Moving last digit to first

Question

Is it possible to find all positive integers $n$ such that if we move its last digit to the first digit, we get $2n$? I.e $2(a_m\cdot 10^m+\ldots +a_0)=a_0\cdot 10^m+a_m\cdot 10^{m-1}\cdots+a_1$

Answer 1

There are at least two ways to solve this. One is the straightforward algebraic way given by Johannes Kloos and Gerry Myerson. The other is trickier but easier.

Let's guess—just guess—that $2n$ might begin with, say, 6, and see what that would imply. If we divide $2n$ by 2, using the usual short division algorithm, we see at once that $n$ must then begin with 3:

      3 ...      6
     -------------
  2 ) 6??? ...

But the digits of the dividend, $2n$, are exactly the same as the digits of the quotient, $n$, except that the quotient has the 6 on the end instead of on the beginning. So the second digit of the dividend must be 3:

      3 ...      6
     -------------
  2 ) 63?? ...

So continuing with short division, the second digit of the quotient (and the third digit of the dividend) is 1:

      31 ...     6
     -------------
  2 ) 631? ...

This time the short division algorithm says that since there was a remainder of 1 when we divided by 2, the next digit of the quotient is 11/2 = 5:

      315 ...    6
     -------------
  2 ) 6315 ...

Continuing in this way quickly yields:

      315789473684210526
     -------------------
  2 ) 631578947368421052

When we get to a 6 in the quotient and no remainder from the previous division, we can stop, and we have an answer: 315789473684210526 × 2 = 631578947368421052.

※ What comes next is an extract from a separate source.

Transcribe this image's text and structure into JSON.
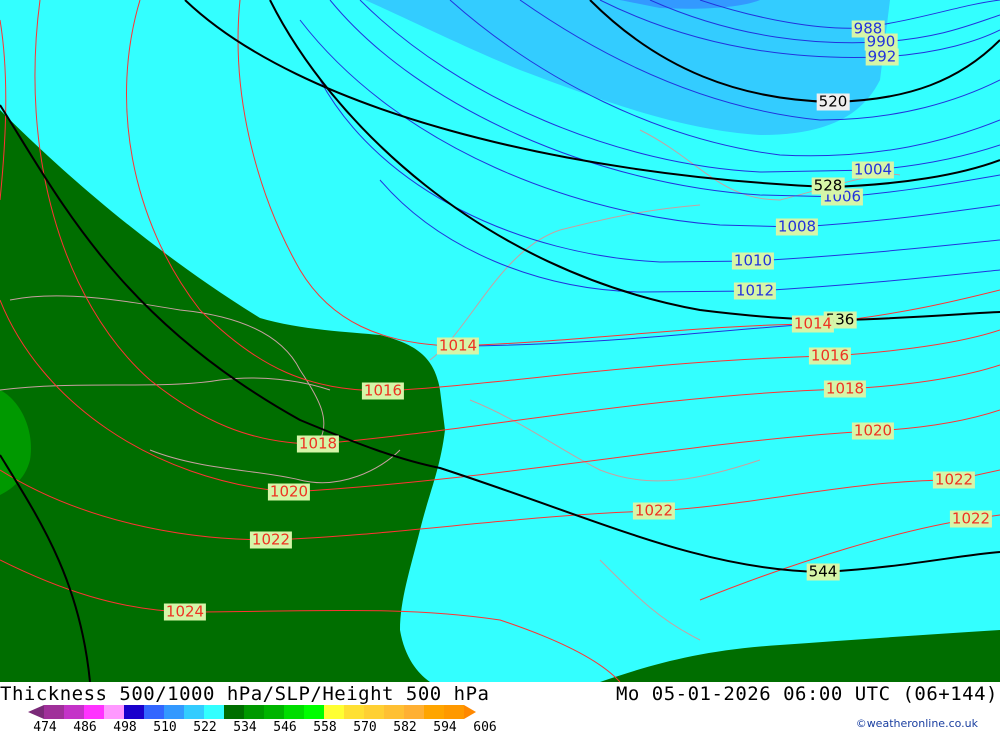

All the solutions can be found this way, by selecting some initial digit other than 6. Had we selected 2, we would have gotten the smallest solution, $2n$ = 210526315789473684, and $n=$105263157894736842. (Starting with 1 yields the degenerate solution $2n=$105263157894736842, $n=$052631578947368421; starting with 0 yields the even more degenerate solution $2n=n=0$.)

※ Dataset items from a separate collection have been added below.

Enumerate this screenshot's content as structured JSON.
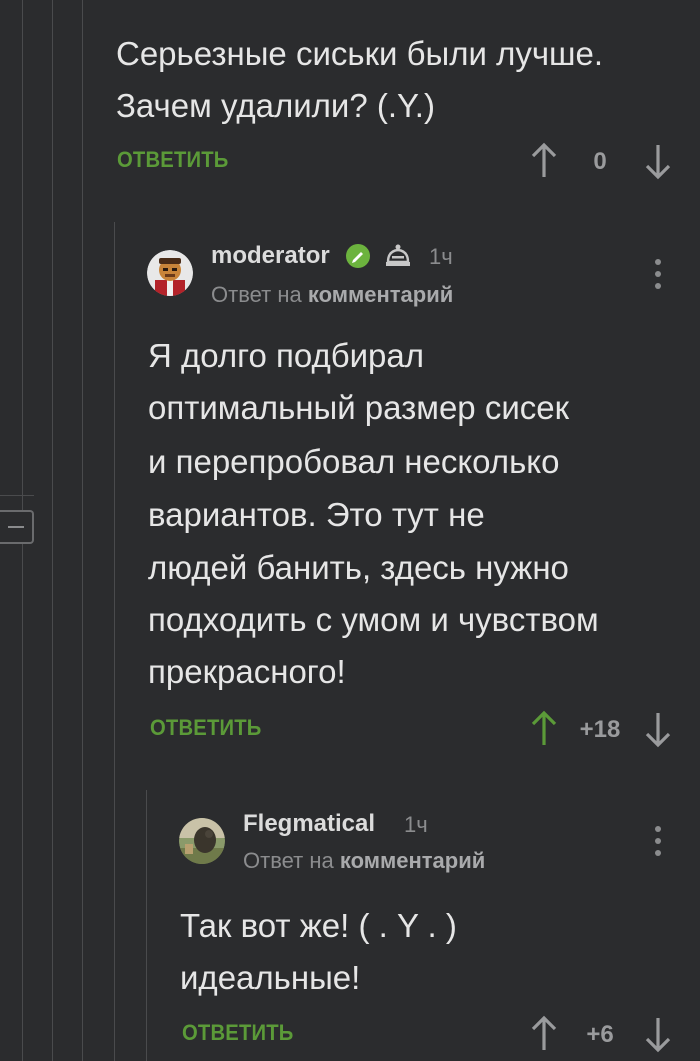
{
  "colors": {
    "background": "#2b2c2e",
    "accent_green": "#5b9a38",
    "text": "#e6e6e6",
    "muted": "#8b8c8e"
  },
  "comments": [
    {
      "text_lines": [
        "Серьезные сиськи были лучше.",
        "Зачем удалили? (.Y.)"
      ],
      "reply_label": "ОТВЕТИТЬ",
      "score": "0",
      "upvoted": false
    },
    {
      "username": "moderator",
      "time": "1ч",
      "reply_to_prefix": "Ответ на",
      "reply_to_target": "комментарий",
      "badges": [
        "verified-check-icon",
        "moderator-hat-icon"
      ],
      "text_lines": [
        "Я долго подбирал",
        "оптимальный размер сисек",
        "и перепробовал несколько",
        "вариантов. Это тут не",
        "людей банить, здесь нужно",
        "подходить с умом и чувством",
        "прекрасного!"
      ],
      "reply_label": "ОТВЕТИТЬ",
      "score": "+18",
      "upvoted": true
    },
    {
      "username": "Flegmatical",
      "time": "1ч",
      "reply_to_prefix": "Ответ на",
      "reply_to_target": "комментарий",
      "text_lines": [
        "Так вот же! ( . Y . )",
        "идеальные!"
      ],
      "reply_label": "ОТВЕТИТЬ",
      "score": "+6",
      "upvoted": false
    }
  ]
}
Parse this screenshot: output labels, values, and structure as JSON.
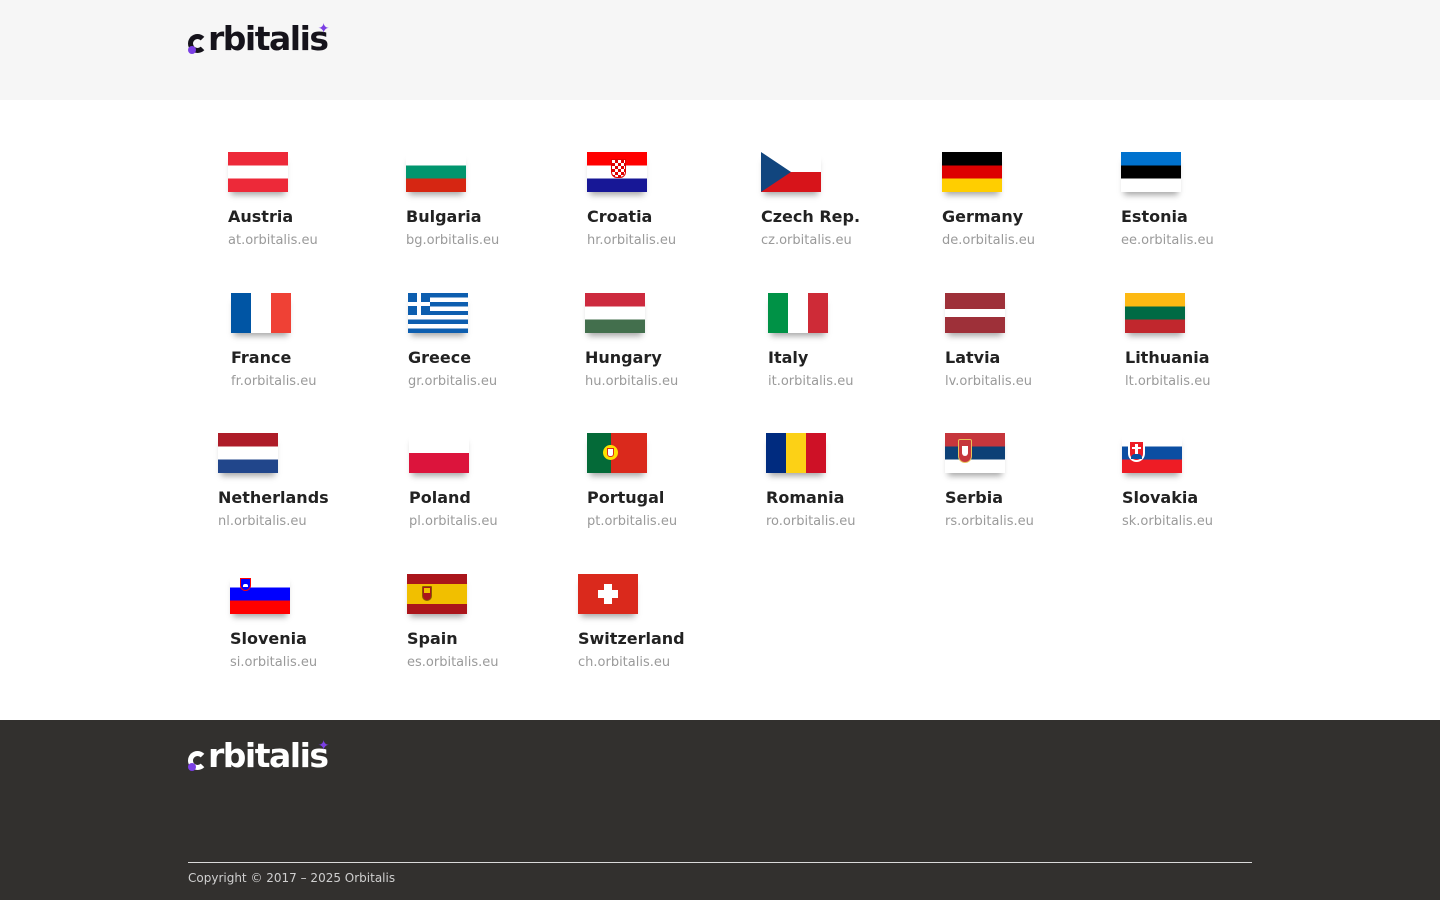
{
  "header": {
    "logo_text": "orbitalis"
  },
  "countries": [
    {
      "name": "Austria",
      "domain": "at.orbitalis.eu"
    },
    {
      "name": "Bulgaria",
      "domain": "bg.orbitalis.eu"
    },
    {
      "name": "Croatia",
      "domain": "hr.orbitalis.eu"
    },
    {
      "name": "Czech Rep.",
      "domain": "cz.orbitalis.eu"
    },
    {
      "name": "Germany",
      "domain": "de.orbitalis.eu"
    },
    {
      "name": "Estonia",
      "domain": "ee.orbitalis.eu"
    },
    {
      "name": "France",
      "domain": "fr.orbitalis.eu"
    },
    {
      "name": "Greece",
      "domain": "gr.orbitalis.eu"
    },
    {
      "name": "Hungary",
      "domain": "hu.orbitalis.eu"
    },
    {
      "name": "Italy",
      "domain": "it.orbitalis.eu"
    },
    {
      "name": "Latvia",
      "domain": "lv.orbitalis.eu"
    },
    {
      "name": "Lithuania",
      "domain": "lt.orbitalis.eu"
    },
    {
      "name": "Netherlands",
      "domain": "nl.orbitalis.eu"
    },
    {
      "name": "Poland",
      "domain": "pl.orbitalis.eu"
    },
    {
      "name": "Portugal",
      "domain": "pt.orbitalis.eu"
    },
    {
      "name": "Romania",
      "domain": "ro.orbitalis.eu"
    },
    {
      "name": "Serbia",
      "domain": "rs.orbitalis.eu"
    },
    {
      "name": "Slovakia",
      "domain": "sk.orbitalis.eu"
    },
    {
      "name": "Slovenia",
      "domain": "si.orbitalis.eu"
    },
    {
      "name": "Spain",
      "domain": "es.orbitalis.eu"
    },
    {
      "name": "Switzerland",
      "domain": "ch.orbitalis.eu"
    }
  ],
  "footer": {
    "logo_text": "orbitalis",
    "copyright": "Copyright © 2017 – 2025 Orbitalis"
  },
  "colors": {
    "brand_accent": "#7b3fe4",
    "footer_bg": "#32302e",
    "header_bg": "#f6f6f6"
  }
}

Had we decided not to stop the first time the initial digit repeated, but to continue dividing until the next stopping point, we would have gotten a solution twice as long; there are arbitrarily long solutions.

Answer 2

Rewrite the equation as $$19(10^{m-1}a_m+10^{m-2}a_{m-1}+\cdots+a_1)=(10^m-2)a_0$$ and you get $19$ divides $10^m-2$. The smallest solution is $m=17$. So you get $$10^{m-1}a_m+10^{m-2}a_{m-1}+\cdots+a_1=5263157894736842a_0$$. Taking $a_0=2$ you get the solution $$105263157894736842$$

You can get others solutions by taking other values of $a_0$ and/or taking $m=17+18t$, $t=1,2,3,\dots$. Many references will be found by typing 105263157894736842 into Google.